To include the SCI interface in a stripe-group pool, set its STRIPE value to 1. To exclude an interface from the pool, specify 0. Up to four SCI network interface cards per node can be configured for stripe-group membership.
When a message is submitted for transmission over the SCI network, an MPI protocol module distributes the message over as many SCI network interfaces as are available.
Stripe-group membership is made optional so you can reserve some SCI network bandwidth for non-striped use. To do so, simply set STRIPE = 0 on the SCI network interface(s) you wish to reserve in this way.
This column identifies the communication protocol used by the interface. The scirsm interface employs the RSM (Remote Shared Memory) protocol. The others in the default list all use TCP (Transmission Control Protocol).
If you add a network interface of a type not represented in the hpc.conf template, you will need to specify the type of protocol the new interface uses.
This is a placeholder column. Its contents are not used at this time.
This is a placeholder column. Its contents are not used at this time.
The MPIOptions section provides a set of options that control MPI communication behavior in ways that are likely to affect message-passing performance. It contains two templates with predefined option settings. These templates are shown in Example 3-5 and are discussed below.

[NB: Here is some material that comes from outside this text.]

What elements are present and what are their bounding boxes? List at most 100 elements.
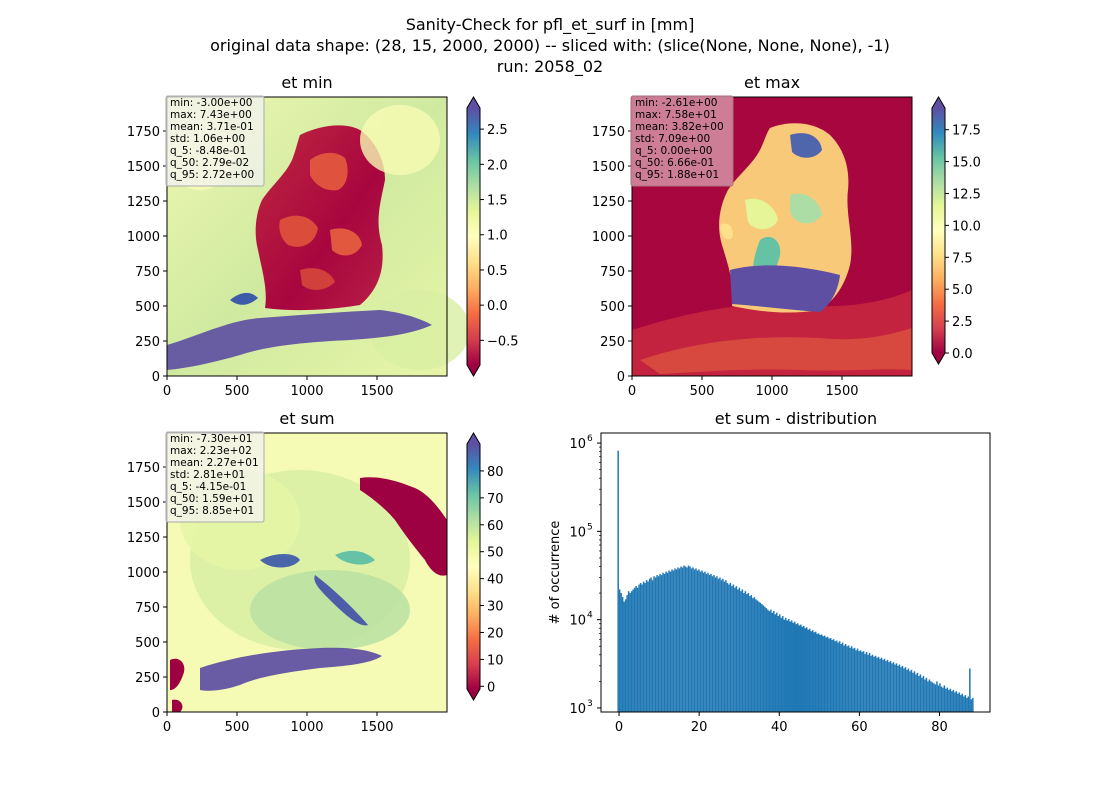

General-Purpose, Multiuser Template - The first template in the MPIOptions section is designed for general-purpose use at times when multiple message-passing jobs will be running concurrently.
Performance Template - The second template is designed to maximize the performance of message-passing jobs when only one job is allowed to run at a time.

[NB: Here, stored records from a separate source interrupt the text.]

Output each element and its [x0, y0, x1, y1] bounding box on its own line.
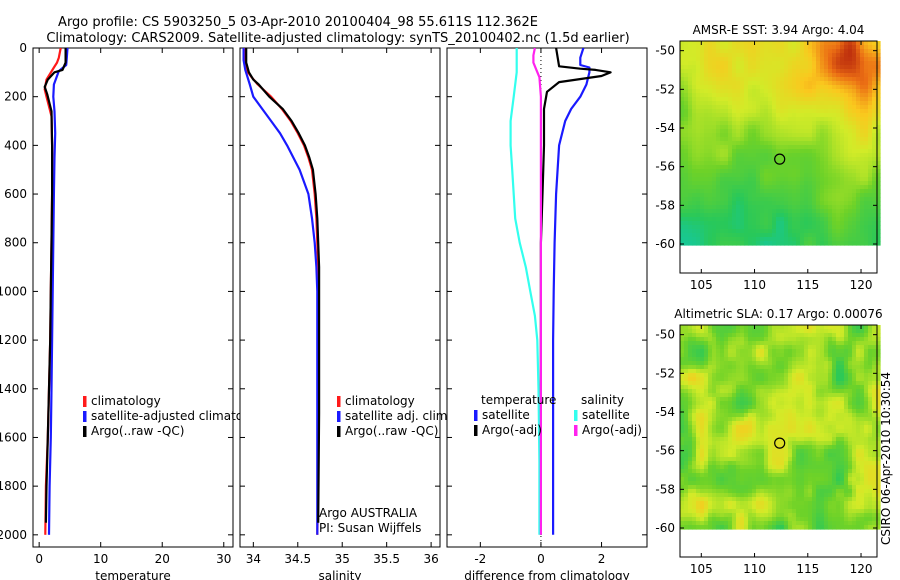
sla-map-title: Altimetric SLA: 0.17 Argo: 0.00076 [674, 307, 882, 321]
temperature-legend-swatch [83, 396, 87, 407]
difference-legend-heading: temperature [481, 393, 556, 407]
sla-map-ytick-label: -52 [655, 366, 675, 380]
salinity-xlabel: salinity [318, 569, 361, 580]
sst-map-ytick-label: -52 [655, 82, 675, 96]
sst-map-ytick-label: -58 [655, 198, 675, 212]
salinity-series-argo-raw-qc- [245, 48, 321, 523]
difference-panel: -2 0 2 difference from climatology temperatu… [446, 47, 648, 580]
temperature-ytick-label: 1600 [0, 430, 27, 444]
sla-heatmap-cells [680, 325, 881, 530]
sst-map-title: AMSR-E SST: 3.94 Argo: 4.04 [693, 23, 865, 37]
temperature-series-argo-raw-qc- [43, 48, 67, 523]
salinity-xtick-label: 35.5 [373, 552, 400, 566]
difference-legend-label: satellite [482, 408, 530, 422]
temperature-ytick-label: 0 [19, 41, 27, 55]
temperature-ytick-label: 1800 [0, 479, 27, 493]
difference-legend-swatch [474, 410, 478, 421]
credit-label: CSIRO 06-Apr-2010 10:30:54 [879, 372, 893, 545]
sla-map-xtick-label: 110 [743, 562, 766, 576]
salinity-xtick-label: 34 [246, 552, 261, 566]
temperature-ytick-label: 600 [4, 187, 27, 201]
sla-map-xtick-label: 120 [850, 562, 873, 576]
argo-country-label: Argo AUSTRALIA [319, 506, 418, 520]
difference-axes-frame [446, 47, 648, 548]
sst-map-panel: AMSR-E SST: 3.94 Argo: 4.04 105 110 115 120 -… [655, 23, 881, 292]
figure-title-line2: Climatology: CARS2009. Satellite-adjuste… [46, 31, 629, 46]
temperature-legend-label: climatology [91, 394, 161, 408]
temperature-ytick-label: 1200 [0, 333, 27, 347]
difference-xtick-label: 2 [598, 552, 606, 566]
sla-argo-location-marker [774, 437, 786, 449]
salinity-legend-swatch [337, 411, 341, 422]
salinity-legend-label: Argo(..raw -QC) [345, 424, 438, 438]
sla-map-ytick-label: -50 [655, 328, 675, 342]
sla-map-ytick-label: -58 [655, 482, 675, 496]
temperature-legend-swatch [83, 426, 87, 437]
figure-title-line1: Argo profile: CS 5903250_5 03-Apr-2010 2… [58, 15, 538, 30]
sst-argo-location-marker [774, 153, 786, 165]
salinity-legend-swatch [337, 396, 341, 407]
sla-map-xtick-label: 105 [690, 562, 713, 576]
salinity-panel: 34 34.5 35 35.5 36 salinity climatologysatelli… [239, 47, 451, 580]
sla-map-frame [679, 324, 878, 558]
sst-map-ytick-label: -50 [655, 44, 675, 58]
temperature-xlabel: temperature [95, 569, 170, 580]
difference-legend-label: Argo(-adj) [482, 423, 542, 437]
difference-legend-label: satellite [582, 408, 630, 422]
sla-map-ytick-label: -56 [655, 444, 675, 458]
difference-xlabel: difference from climatology [464, 569, 630, 580]
sst-map-ytick-label: -56 [655, 160, 675, 174]
temperature-ytick-label: 400 [4, 138, 27, 152]
temperature-legend-swatch [83, 411, 87, 422]
temperature-xtick-label: 20 [155, 552, 170, 566]
temperature-series-satellite-adjusted-climatology [47, 48, 69, 535]
sst-map-ytick-label: -54 [655, 121, 675, 135]
salinity-xtick-label: 35 [335, 552, 350, 566]
salinity-xtick-label: 36 [423, 552, 438, 566]
temperature-ytick-label: 2000 [0, 528, 27, 542]
salinity-xtick-label: 34.5 [284, 552, 311, 566]
argo-pi-label: PI: Susan Wijffels [319, 521, 421, 535]
temperature-legend-label: Argo(..raw -QC) [91, 424, 184, 438]
temperature-panel: 0 10 20 30 0 200 400 600 800 1000 1200 1400 1600 1800… [0, 41, 254, 580]
sst-map-xtick-label: 110 [743, 278, 766, 292]
salinity-legend-swatch [337, 426, 341, 437]
sst-map-xtick-label: 115 [796, 278, 819, 292]
difference-xtick-label: -2 [474, 552, 486, 566]
temperature-axes-frame [32, 47, 234, 548]
difference-xtick-label: 0 [537, 552, 545, 566]
temperature-ytick-label: 200 [4, 90, 27, 104]
sst-map-frame [679, 40, 878, 274]
difference-legend-swatch [474, 425, 478, 436]
sst-heatmap-cells [680, 41, 881, 246]
difference-series-temperature-satellite [551, 48, 591, 535]
difference-legend-swatch [574, 425, 578, 436]
salinity-legend-label: climatology [345, 394, 415, 408]
sst-map-xtick-label: 105 [690, 278, 713, 292]
temperature-ytick-label: 800 [4, 236, 27, 250]
difference-series-salinity-satellite [509, 48, 541, 535]
difference-legend-heading: salinity [581, 393, 624, 407]
difference-series-salinity-argo-adj- [532, 48, 543, 535]
temperature-xtick-label: 10 [93, 552, 108, 566]
temperature-xtick-label: 0 [35, 552, 43, 566]
difference-legend-label: Argo(-adj) [582, 423, 642, 437]
salinity-axes-frame [239, 47, 441, 548]
difference-legend-swatch [574, 410, 578, 421]
temperature-ytick-label: 1400 [0, 382, 27, 396]
sla-map-xtick-label: 115 [796, 562, 819, 576]
sla-map-ytick-label: -54 [655, 405, 675, 419]
sst-map-xtick-label: 120 [850, 278, 873, 292]
sla-map-panel: Altimetric SLA: 0.17 Argo: 0.00076 105 110… [655, 307, 882, 576]
salinity-legend-label: satellite adj. clim. [345, 409, 451, 423]
temperature-legend-label: satellite-adjusted climatolo [91, 409, 254, 423]
salinity-series-satellite-adj-clim- [242, 48, 319, 535]
temperature-xtick-label: 30 [216, 552, 231, 566]
temperature-ytick-label: 1000 [0, 284, 27, 298]
sla-map-ytick-label: -60 [655, 521, 675, 535]
sst-map-ytick-label: -60 [655, 237, 675, 251]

The first line of each template contains the phrase "Queue=xxxx." This is because the queue-based LSF workload manager runtime environment also uses this hpc.conf file.
The options in the general-purpose template are the same as the default settings for the Sun MPI library. In other words, you do not have to uncomment the general-purpose template to have its option values be in effect. This template is provided in the MPIOptions section so you can see what options are most beneficial when operating in a multiuser mode.

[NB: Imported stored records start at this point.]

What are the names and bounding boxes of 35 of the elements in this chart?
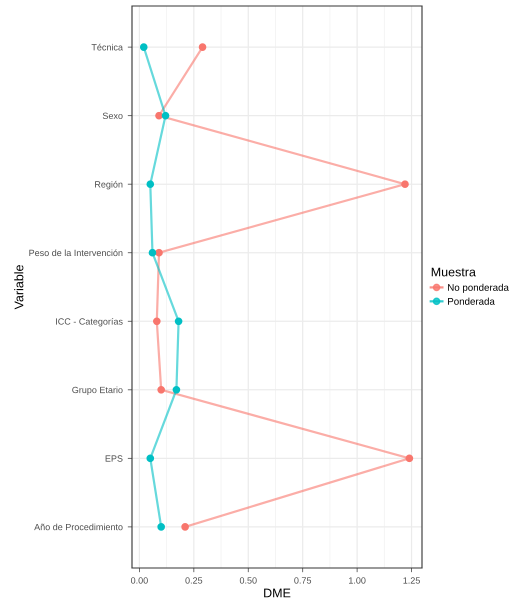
point <box>174 317 182 326</box>
point <box>181 523 189 531</box>
point <box>148 248 156 257</box>
point <box>198 43 206 51</box>
y-axis-title: Variable <box>14 265 24 310</box>
y-tick-label: Peso de la Intervención <box>29 249 122 256</box>
point <box>140 43 148 51</box>
point <box>146 454 154 462</box>
point <box>153 317 161 326</box>
y-tick-label: Técnica <box>92 44 123 50</box>
x-tick-label: 0.50 <box>240 577 257 584</box>
point <box>162 112 170 120</box>
point <box>155 248 163 257</box>
y-tick-label: Año de Procedimiento <box>34 524 123 530</box>
point <box>157 523 165 531</box>
point <box>155 112 163 120</box>
x-tick-label: 0.75 <box>294 577 312 584</box>
y-tick-label: Sexo <box>102 112 123 120</box>
point <box>146 180 154 188</box>
legend-label: No ponderada <box>448 284 509 293</box>
x-tick-label: 0.00 <box>130 577 148 584</box>
point <box>157 386 165 394</box>
point <box>401 180 409 188</box>
y-tick-label: Región <box>95 180 122 190</box>
y-tick-label: ICC - Categorías <box>56 318 123 326</box>
legend-title: Muestra <box>432 268 476 276</box>
legend-label: Ponderada <box>448 298 495 305</box>
point <box>406 454 414 462</box>
x-tick-label: 1.00 <box>349 577 366 584</box>
x-tick-label: 0.25 <box>185 577 202 584</box>
point <box>172 386 180 394</box>
x-tick-label: 1.25 <box>403 577 420 584</box>
x-axis-title: DME <box>264 588 290 598</box>
y-tick-label: Grupo Etario <box>72 386 123 395</box>
y-tick-label: EPS <box>106 455 123 462</box>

# Following is an example of the options that affect the runtime # environment of the MPI library. The listings below are identical # to the default settings of the library. The "queue=hpc" phrase # makes it an LSF-specific entry, and only for the queue named hpc. # These options are a good choice for a multiuser queue. To be # recognized by CRE, the "Queue=hpc" needs to be removed. # # Begin MPIOptions queue=hpc # coscheduling avail # pbind avail # spindtimeout 1000 # progressadjust on # spin off # # shm_numpostbox 16 # shm_shortmsgsize 256 # rsm_numpostbox 15 # rsm_shortmsgsize 401 # rsm_maxstripe 2 # End MPIOptions # The listing below is a good choice when trying to get maximum # performance out of MPI jobs that are running in a queue that # allows only one job to run at a time. # # Begin MPIOptions Queue=performance # coscheduling off # spin on # End MPIOptions |
If you want to use the performance template, do the following:
Delete the "Queue=performance" phrase from the Begin MPIOptions line.
Delete the comment character (#) from the beginning of each line of the performance template, including the Begin MPIOptions and End MPIOptions lines.
The resulting template should appear as follows:
Begin MPIOptions coscheduling off spin on End MPIOptions
When you have finished editing hpc.conf, update the CRE database with the new information. To do this, restart the CRE master and nodal daemons as follows:
# /etc/init.d/sunhpc.cre_master start# /etc/init.d/sunhp.cre_node start
The nodal daemons must be restarted on all the nodes in the cluster, including the master node.